Younes Salameh, mercredi 10 juin 2009

Quoi de plus logique qu’un tri­bunal d’occupation pour juger ceux qui lutte contre cette occupation ?

Un tri­bunal mili­taire israélien juge aujourd’hui (9 juin) les chefs de file de la résis­tance pales­ti­nienne non-​​violente du village d’Al Masara, au sud de Beth­lehem. Le motif d’accusation est simple : orga­niser toutes les semaines des mani­fes­ta­tions popu­laires paci­fiques dans le village pour pro­tester contre l’occupation.

Azmi Al Shoukhi est le secré­taire général du comité popu­laire. Il a été arrêté lors de la mani­fes­tation du premier mai dernier au village d’Al Masara. Comme un symbole pour celui qui pro­teste contre l’occupation, il est jugé aujourd’hui au tri­bunal mili­taire d’Ofar, construit sur la terre du dis­trict de Ramallah.

Quoi de plus logique qu’un tri­bunal d’occupation pour juger ceux qui lutte contre cette occupation ?
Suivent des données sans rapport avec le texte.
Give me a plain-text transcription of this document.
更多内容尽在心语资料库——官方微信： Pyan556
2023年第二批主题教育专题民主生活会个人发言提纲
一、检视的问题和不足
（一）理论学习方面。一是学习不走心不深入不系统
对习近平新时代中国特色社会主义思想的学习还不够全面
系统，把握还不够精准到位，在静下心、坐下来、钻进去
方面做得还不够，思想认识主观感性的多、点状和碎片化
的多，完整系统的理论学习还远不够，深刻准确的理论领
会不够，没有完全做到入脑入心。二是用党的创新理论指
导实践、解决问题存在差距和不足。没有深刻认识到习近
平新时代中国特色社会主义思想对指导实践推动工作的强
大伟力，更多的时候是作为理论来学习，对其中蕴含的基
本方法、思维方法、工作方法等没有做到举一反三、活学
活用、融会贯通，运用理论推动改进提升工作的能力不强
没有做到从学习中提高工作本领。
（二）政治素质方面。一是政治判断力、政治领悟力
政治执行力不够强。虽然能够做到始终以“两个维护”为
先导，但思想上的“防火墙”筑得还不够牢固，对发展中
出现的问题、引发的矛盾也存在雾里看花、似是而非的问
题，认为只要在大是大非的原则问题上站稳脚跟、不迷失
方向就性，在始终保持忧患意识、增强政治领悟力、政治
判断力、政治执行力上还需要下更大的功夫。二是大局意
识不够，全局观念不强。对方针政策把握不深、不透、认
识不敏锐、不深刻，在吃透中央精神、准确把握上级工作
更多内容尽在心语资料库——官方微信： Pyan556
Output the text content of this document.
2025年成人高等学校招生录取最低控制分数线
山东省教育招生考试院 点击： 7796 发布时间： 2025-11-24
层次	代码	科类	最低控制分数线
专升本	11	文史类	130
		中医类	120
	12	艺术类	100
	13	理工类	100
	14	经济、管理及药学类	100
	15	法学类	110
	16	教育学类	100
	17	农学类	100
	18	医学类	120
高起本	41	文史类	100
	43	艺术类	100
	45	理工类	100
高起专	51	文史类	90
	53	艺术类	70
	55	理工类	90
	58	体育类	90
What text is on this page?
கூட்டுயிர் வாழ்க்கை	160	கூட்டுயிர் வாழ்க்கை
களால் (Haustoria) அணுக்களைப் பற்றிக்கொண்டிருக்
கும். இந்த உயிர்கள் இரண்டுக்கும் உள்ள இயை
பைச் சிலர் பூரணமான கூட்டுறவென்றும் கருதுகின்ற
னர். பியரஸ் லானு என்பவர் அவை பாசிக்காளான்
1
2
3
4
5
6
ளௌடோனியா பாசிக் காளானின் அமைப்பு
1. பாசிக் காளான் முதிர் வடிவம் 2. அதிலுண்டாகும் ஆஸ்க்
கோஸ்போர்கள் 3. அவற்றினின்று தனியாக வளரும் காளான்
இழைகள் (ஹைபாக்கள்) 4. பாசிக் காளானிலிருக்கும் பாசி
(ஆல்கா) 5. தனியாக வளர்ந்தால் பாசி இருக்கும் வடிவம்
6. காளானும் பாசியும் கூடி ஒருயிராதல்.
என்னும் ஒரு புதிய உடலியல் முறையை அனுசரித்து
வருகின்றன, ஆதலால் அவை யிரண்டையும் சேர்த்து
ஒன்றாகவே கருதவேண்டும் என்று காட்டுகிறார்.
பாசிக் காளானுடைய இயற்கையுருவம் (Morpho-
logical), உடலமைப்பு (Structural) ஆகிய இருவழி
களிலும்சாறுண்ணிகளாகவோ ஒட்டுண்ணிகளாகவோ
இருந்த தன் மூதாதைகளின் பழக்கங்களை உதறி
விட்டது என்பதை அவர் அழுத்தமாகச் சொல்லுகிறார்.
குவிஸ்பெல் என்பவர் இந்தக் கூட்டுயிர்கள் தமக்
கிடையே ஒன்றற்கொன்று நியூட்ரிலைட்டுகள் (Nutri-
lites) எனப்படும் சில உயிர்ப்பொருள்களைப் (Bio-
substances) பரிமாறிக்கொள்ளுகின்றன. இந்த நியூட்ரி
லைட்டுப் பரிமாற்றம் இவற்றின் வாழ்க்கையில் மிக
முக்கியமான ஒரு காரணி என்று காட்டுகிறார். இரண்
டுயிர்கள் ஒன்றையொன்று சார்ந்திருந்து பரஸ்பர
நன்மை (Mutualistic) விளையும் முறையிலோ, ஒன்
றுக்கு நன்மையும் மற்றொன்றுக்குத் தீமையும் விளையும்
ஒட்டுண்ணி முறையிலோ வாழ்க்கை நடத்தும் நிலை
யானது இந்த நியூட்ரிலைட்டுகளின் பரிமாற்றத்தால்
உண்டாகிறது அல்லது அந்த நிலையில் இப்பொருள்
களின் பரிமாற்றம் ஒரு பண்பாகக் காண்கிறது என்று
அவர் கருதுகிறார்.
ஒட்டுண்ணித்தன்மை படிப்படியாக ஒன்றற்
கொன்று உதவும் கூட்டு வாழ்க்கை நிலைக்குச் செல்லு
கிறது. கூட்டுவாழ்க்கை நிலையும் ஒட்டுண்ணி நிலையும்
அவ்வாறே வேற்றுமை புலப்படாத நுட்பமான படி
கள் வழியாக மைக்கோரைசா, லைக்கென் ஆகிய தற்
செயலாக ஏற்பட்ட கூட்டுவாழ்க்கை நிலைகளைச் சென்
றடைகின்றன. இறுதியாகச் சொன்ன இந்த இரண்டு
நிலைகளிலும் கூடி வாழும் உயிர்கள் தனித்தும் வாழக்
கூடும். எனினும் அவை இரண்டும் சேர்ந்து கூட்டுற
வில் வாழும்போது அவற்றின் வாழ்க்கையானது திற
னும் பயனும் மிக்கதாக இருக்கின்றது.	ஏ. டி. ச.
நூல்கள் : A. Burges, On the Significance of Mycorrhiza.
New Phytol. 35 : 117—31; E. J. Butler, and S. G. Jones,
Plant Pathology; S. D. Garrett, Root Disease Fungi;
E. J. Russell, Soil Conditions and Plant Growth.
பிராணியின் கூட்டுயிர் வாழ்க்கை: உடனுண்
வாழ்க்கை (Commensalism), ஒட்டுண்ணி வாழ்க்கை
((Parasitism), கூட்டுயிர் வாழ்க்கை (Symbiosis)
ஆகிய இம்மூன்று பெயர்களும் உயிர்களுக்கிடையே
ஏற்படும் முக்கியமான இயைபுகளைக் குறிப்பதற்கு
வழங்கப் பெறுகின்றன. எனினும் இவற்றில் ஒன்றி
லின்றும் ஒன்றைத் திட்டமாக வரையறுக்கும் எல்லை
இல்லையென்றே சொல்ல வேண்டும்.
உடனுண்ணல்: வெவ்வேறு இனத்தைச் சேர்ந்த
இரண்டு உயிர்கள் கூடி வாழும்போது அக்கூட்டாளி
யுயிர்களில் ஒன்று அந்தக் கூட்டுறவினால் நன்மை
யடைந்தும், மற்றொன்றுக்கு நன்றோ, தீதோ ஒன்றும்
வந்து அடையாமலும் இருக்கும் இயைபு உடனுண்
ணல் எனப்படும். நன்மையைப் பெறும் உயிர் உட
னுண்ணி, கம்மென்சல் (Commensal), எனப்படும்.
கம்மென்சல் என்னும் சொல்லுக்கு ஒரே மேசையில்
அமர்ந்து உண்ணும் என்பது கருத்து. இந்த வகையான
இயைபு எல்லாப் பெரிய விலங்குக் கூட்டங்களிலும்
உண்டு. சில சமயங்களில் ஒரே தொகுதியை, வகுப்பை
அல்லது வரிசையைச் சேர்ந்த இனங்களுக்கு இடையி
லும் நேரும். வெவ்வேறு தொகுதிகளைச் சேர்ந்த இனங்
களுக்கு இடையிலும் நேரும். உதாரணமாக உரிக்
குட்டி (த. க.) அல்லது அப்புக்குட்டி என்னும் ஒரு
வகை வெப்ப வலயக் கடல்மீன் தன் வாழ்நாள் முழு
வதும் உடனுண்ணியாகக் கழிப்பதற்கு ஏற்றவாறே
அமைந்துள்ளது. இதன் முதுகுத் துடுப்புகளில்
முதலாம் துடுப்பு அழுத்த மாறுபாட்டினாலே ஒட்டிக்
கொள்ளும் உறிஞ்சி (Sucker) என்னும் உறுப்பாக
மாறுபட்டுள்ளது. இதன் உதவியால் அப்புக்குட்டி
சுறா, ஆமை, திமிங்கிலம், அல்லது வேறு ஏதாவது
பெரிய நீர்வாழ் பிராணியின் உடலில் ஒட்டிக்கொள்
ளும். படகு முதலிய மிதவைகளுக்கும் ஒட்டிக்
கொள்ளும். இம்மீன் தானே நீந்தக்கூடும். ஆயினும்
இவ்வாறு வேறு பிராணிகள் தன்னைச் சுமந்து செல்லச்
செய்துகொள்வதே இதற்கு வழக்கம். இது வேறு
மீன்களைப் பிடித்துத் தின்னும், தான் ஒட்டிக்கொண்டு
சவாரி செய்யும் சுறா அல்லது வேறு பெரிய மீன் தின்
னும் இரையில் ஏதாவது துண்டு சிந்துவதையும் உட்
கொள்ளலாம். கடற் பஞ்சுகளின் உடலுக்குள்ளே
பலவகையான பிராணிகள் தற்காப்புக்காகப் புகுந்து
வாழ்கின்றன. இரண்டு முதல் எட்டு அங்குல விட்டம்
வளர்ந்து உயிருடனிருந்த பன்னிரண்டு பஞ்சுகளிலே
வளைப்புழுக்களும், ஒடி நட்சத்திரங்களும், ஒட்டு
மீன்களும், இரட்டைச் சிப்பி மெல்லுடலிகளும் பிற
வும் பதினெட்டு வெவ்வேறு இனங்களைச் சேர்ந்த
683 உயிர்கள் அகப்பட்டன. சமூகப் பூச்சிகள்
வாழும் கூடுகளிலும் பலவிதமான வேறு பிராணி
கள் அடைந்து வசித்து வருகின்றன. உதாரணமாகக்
Après plu­sieurs jours en prisons à la suite de son arres­tation, il a été libéré pro­vi­soi­rement contre une caution de 20 000 shekels (environ 4000 euros) payée par sa famille. Les trois autres arrêtés ont du débourser entre 15 et 25 000 shekels.

La libé­ration impose la non par­ti­ci­pation à quel­conque mani­fes­tation jusqu’au jugement. Si cette règle est enfreinte, l’administration garde la caution payée.

Outre Azmi Al Shoukhi, Mahmoud Zoahra, le porte parole du Comité popu­laire contre les colonies et le Mur et son frère Mohamad Briggia ont également été arrêtés le même jour et devraient être jugés aujourd’hui (sauf énième report du procès).